ACTUALITÉ SOURCE : Une opération de désinformation russe fait croire que Macron serait impliqué dans l’affaire Epstein – 7sur7.be
L’analyse de l’artiste Laurent Vo Anh
Ah, la désinformation ! Ce vieux serpent qui se mord la queue depuis que l’homme a inventé le langage pour mentir avant même de s’en servir pour dire la vérité. La Russie, ce grand maître ès manipulations, nous offre une fois de plus un spectacle pathétique et sublime à la fois : faire croire que le président français Emmanuel Macron aurait trempé dans les marécages nauséabonds de l’affaire Epstein. Pathétique, parce que c’est grossier, presque enfantin dans sa maladresse. Sublime, parce que cela révèle, une fois encore, l’étendue de notre crédulité collective, ce désir presque métaphysique de croire aux complots, aux ombres, aux monstres cachés sous le lit de l’Histoire. Mais surtout, cela expose la mécanique implacable d’un monde où la vérité n’est plus qu’une monnaie d’échange, un outil de pouvoir, une marchandise comme une autre dans le grand supermarché du néolibéralisme avancé.

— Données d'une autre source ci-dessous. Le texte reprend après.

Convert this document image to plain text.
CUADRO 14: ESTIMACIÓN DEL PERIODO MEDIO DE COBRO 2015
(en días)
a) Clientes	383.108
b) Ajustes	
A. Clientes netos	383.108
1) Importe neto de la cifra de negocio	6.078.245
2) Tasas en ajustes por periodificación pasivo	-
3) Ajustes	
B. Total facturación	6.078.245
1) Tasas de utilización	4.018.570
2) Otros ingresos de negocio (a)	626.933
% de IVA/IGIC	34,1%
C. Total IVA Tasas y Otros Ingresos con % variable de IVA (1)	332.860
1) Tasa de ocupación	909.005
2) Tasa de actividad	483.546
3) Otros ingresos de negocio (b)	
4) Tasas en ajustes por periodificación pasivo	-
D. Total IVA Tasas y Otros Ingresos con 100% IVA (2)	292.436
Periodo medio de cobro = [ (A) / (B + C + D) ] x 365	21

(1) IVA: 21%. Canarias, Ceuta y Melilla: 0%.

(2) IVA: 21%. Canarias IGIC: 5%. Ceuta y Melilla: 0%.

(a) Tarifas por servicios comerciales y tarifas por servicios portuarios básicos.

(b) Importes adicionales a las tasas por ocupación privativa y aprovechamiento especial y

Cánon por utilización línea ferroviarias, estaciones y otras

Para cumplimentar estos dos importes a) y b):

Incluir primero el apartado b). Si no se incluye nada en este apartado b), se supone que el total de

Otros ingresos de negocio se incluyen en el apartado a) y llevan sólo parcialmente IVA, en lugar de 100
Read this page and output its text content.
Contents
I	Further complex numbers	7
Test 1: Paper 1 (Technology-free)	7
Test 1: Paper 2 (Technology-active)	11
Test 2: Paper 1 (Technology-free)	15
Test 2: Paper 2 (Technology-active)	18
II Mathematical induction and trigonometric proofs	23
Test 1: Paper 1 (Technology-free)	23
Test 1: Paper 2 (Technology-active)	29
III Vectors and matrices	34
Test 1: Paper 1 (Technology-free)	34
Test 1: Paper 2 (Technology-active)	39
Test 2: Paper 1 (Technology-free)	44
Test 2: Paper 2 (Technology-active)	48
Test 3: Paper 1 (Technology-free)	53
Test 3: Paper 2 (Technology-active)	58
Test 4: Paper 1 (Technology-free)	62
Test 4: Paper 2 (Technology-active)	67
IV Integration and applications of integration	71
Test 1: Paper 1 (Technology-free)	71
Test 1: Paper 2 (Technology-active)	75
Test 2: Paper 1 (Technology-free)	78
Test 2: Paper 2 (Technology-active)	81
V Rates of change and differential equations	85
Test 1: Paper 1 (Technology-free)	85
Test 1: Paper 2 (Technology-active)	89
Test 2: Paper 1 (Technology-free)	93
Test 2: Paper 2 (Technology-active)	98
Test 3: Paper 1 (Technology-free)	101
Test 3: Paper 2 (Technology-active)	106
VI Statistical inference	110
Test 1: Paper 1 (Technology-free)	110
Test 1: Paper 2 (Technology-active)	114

Commençons par le commencement, par cette question qui devrait hanter nos nuits : pourquoi la désinformation fonctionne-t-elle si bien ? Pourquoi, malgré les siècles de Lumières, de raison critique, de scepticisme méthodique, sommes-nous toujours aussi prompts à avaler les couleuvres les plus venimeuses ? La réponse, mes amis, est à chercher du côté de ce que certains appellent la « post-vérité », mais que je préfère nommer, avec une ironie amère, la « vérité post-humaine ». Nous vivons dans un monde où les faits sont devenus des opinions, où les preuves sont des constructions sociales, où la réalité elle-même est négociable, comme un contrat à la corbeille de la Bourse. Dans ce contexte, la désinformation n’est pas une anomalie, mais la norme. Elle est le symptôme d’un système qui a fait de la manipulation son mode de gouvernance, de la distraction son opium, et de l’abrutissement son idéal politique.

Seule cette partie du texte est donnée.